Manipulating the microenvironment for vascular differentiation and regeneration

Microvasculature differentiation and regeneration is guided by both biochemical and biophysical cues. Human embryonic stem cells (hESCs) and adult endothelial progenitor cells (hEPCs), which are capabile to differentiate and form blood vessels de novo, can be used as a model system to elucidate vasculogenic and angiogenic mechanisms and explore central issues in vascular regeneration. Our goal is to understand the molecular mechanisms underlying human vascular differentiation and regeneration. To achieve this we exploit microengineering approaches to manipulate, study, and direct adult and embryonic stem cell differentiation. As an example, we found that the extracellular matrix polysaccharide hyaluronic acid (HA) is a developmentally relevant material for the growth of hESCs.

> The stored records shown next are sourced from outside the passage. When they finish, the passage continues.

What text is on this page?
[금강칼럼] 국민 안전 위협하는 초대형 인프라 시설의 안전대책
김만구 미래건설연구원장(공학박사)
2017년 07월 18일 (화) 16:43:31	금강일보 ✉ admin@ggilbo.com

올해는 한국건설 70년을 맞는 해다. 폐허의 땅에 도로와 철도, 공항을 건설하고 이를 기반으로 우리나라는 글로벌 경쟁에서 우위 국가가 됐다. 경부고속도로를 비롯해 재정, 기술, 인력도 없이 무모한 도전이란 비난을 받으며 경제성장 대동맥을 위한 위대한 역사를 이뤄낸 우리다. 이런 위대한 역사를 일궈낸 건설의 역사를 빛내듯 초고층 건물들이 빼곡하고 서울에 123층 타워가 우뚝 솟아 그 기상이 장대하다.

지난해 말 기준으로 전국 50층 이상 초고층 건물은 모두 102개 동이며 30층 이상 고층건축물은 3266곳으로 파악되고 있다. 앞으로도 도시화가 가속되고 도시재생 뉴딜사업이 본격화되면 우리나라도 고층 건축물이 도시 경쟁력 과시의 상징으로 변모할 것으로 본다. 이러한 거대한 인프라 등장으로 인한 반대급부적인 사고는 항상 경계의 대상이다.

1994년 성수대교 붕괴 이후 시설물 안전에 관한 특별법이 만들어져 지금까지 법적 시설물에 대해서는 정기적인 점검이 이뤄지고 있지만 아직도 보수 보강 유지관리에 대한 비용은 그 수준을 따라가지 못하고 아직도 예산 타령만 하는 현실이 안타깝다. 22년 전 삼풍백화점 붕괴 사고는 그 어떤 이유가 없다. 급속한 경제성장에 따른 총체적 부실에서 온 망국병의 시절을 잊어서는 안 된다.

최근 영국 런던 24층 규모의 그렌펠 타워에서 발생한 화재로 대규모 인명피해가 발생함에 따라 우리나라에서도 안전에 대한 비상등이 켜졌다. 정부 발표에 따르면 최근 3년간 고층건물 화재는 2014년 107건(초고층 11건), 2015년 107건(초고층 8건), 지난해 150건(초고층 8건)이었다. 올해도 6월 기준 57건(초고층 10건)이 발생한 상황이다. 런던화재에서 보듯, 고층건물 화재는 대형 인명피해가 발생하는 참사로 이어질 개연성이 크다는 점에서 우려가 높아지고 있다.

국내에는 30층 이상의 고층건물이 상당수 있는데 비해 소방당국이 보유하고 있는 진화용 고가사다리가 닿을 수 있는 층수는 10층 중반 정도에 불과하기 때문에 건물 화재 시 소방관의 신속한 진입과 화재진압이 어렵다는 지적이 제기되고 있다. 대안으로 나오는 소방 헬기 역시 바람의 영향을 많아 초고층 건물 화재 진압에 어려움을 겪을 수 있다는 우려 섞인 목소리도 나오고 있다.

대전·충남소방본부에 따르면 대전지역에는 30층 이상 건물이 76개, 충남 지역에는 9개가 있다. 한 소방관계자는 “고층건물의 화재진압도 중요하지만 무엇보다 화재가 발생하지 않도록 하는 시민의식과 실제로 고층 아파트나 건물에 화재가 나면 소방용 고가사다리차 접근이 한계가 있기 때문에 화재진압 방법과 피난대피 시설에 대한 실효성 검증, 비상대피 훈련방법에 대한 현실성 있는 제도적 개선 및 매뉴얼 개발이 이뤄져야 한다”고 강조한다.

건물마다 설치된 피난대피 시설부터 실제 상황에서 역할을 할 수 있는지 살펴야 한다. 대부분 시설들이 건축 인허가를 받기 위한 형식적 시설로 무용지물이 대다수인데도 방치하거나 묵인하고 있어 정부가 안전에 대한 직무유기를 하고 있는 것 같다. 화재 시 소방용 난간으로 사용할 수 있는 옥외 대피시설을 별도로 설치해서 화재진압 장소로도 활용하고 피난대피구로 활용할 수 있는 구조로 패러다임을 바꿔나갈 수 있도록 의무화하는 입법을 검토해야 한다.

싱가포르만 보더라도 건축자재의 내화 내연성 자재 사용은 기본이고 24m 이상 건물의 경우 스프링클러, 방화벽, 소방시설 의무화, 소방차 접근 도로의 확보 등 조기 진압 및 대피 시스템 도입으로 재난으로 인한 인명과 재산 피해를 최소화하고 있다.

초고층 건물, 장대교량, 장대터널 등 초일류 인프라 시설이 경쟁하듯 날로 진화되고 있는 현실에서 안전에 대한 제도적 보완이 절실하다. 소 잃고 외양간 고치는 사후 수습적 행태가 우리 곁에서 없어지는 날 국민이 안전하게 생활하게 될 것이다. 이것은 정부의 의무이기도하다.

Human ESCs encapsulated in HA hydrogels maintained undifferentiated and induced to initiate vasculogenesis by supplementation with VEGF. In continues studies, utilizing mechanically tunable HA hydrogels, we show that VEGF and matrix stiffness regulate angiogenesis from hEPCs. For the binding interactions between cells and surfaces, it has become increasingly evident that cells are influenced also by spatial domains, structural compositions, and mechanical forces at the microscale and nanoscale. We discovered that micro‐nanotopography of a substrate can be used to control vascular assembly and tubulogenesis.